There has been a call at local level to the Criminal Assets Bureau for the reinvestment of the proceeds of those assets back into communities that have suffered as a result of drug dealing. Particularly in the present economic climate, there is an opportunity to revisit that issue in the context of supporting the different strands of the strategy and particularly the local drugs task forces.

In the presentation there was a reference to methadone. I query again whether enough is being done to examine the effects of the long-term use of methadone. Of the 8,500 people currently on methadone, how many of those are over 30 or 40 and what is their physical condition? I very much welcome that there is now a possibility of examining alternative methods, not just of substitute treatment but other methods of treatment.

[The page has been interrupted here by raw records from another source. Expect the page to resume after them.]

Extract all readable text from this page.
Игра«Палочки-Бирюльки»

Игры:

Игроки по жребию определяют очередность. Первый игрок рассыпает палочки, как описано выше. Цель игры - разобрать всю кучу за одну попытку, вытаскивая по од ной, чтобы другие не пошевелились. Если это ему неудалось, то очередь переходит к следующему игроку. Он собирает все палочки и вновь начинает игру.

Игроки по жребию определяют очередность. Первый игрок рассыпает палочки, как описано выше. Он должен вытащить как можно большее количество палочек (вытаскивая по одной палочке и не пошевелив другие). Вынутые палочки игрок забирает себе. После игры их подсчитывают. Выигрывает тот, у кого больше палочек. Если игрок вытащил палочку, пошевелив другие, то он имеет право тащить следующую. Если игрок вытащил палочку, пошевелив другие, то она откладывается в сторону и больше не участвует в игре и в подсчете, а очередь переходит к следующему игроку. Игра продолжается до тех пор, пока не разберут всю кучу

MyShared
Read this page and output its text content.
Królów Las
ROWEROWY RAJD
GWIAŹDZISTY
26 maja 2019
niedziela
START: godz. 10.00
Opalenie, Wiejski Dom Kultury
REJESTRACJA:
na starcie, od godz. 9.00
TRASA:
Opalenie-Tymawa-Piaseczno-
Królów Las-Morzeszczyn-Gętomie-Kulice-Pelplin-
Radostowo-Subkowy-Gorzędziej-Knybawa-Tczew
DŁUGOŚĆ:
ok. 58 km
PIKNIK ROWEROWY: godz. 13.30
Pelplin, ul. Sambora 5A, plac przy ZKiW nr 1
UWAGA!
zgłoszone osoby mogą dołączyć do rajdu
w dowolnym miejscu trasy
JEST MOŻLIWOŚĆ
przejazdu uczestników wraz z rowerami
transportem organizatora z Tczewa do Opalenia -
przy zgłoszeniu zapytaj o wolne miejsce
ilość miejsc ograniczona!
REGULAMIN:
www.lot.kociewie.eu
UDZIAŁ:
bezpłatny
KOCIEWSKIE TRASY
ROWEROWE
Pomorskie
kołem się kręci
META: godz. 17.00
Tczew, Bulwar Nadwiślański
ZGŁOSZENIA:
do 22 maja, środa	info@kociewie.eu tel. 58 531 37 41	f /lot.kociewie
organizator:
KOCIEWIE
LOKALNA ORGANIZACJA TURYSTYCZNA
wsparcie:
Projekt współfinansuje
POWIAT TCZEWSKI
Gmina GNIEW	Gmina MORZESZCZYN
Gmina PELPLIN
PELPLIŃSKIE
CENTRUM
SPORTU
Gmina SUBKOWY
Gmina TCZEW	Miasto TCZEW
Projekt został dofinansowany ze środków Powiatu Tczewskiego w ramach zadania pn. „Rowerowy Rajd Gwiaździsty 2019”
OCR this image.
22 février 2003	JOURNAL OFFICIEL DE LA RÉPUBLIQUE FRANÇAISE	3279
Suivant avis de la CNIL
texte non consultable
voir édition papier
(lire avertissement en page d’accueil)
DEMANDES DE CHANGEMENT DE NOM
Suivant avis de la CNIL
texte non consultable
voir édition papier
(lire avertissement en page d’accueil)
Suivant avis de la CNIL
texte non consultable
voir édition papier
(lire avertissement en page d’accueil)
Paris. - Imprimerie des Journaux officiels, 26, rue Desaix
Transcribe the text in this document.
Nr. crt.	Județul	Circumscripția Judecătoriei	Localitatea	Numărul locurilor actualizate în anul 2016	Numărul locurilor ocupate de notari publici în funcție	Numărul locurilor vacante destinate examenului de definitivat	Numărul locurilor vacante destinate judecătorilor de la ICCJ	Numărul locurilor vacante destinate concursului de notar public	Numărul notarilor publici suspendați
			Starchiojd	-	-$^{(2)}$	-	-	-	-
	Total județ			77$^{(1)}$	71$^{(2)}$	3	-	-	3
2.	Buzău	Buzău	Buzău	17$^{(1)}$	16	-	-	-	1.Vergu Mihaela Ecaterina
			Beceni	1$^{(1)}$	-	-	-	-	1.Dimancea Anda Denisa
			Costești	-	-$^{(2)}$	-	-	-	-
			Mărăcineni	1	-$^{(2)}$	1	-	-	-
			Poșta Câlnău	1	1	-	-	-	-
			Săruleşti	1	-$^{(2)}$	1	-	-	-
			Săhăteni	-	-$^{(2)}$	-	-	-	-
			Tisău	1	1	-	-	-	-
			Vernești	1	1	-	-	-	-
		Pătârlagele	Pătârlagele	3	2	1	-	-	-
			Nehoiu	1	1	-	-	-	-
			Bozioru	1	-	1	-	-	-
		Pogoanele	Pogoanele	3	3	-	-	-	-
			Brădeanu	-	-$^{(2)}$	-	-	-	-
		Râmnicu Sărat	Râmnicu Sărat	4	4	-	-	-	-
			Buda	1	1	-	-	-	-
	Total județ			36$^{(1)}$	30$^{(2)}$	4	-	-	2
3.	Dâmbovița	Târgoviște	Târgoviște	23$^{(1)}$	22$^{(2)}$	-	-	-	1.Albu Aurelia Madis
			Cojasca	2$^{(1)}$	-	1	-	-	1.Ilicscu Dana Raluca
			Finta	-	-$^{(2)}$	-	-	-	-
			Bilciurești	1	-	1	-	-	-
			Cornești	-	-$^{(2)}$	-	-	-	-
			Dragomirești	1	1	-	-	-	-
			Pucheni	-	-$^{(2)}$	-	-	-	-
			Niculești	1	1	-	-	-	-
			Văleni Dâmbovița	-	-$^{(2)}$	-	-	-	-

On the Office of the Minister for Drugs, I very much welcome the centralising and streamlining of the structures to ensure a more effective delivery of services on the ground. However, I would caution against the loss of the local knowledge and input of people who are working directly with addicts and their families. That is crucial and it comes back to the issue of family support. If there is a centralising of the service account must be taken of the information and knowledge available on the ground, not just in the major cities. It is in small villages also. As members mentioned, people in the smaller towns and villages where there is an issue with drugs are more aware of the problem and that must be borne in mind in terms of any changes that are made. I welcome the fact that we are moving on with a new strategy and look forward next year to the inclusion of alcohol in that strategy.

I will try not to address areas already covered but instead focus on the strategy the Minister of State outlined and the spread of drugs geographically. My interest would be rural areas. As many speakers have said, drugs have spread into the towns and villages and the difficulty rural communities have is that the problem is different in that it is a very public problem. There is a lack of services currently and I ask the Minister of State to outline the way his strategy will take account of the fact that this is happening because parents and everyone involved feel very isolated.

The Minister of State mentioned also that a partnership approach will be taken based on statutory, community and voluntary sectors. I am aware that the GAA has substance abuse officers at the various stages. Is it the Minister of State's intention to have those officers in community or other sporting organisations? Is that what he meant when he said it will be based on the community and voluntary sectors or will he make use in some way of the existing structures, particularly those that are effective in rural areas, and that might be a vehicle for him to achieve solutions?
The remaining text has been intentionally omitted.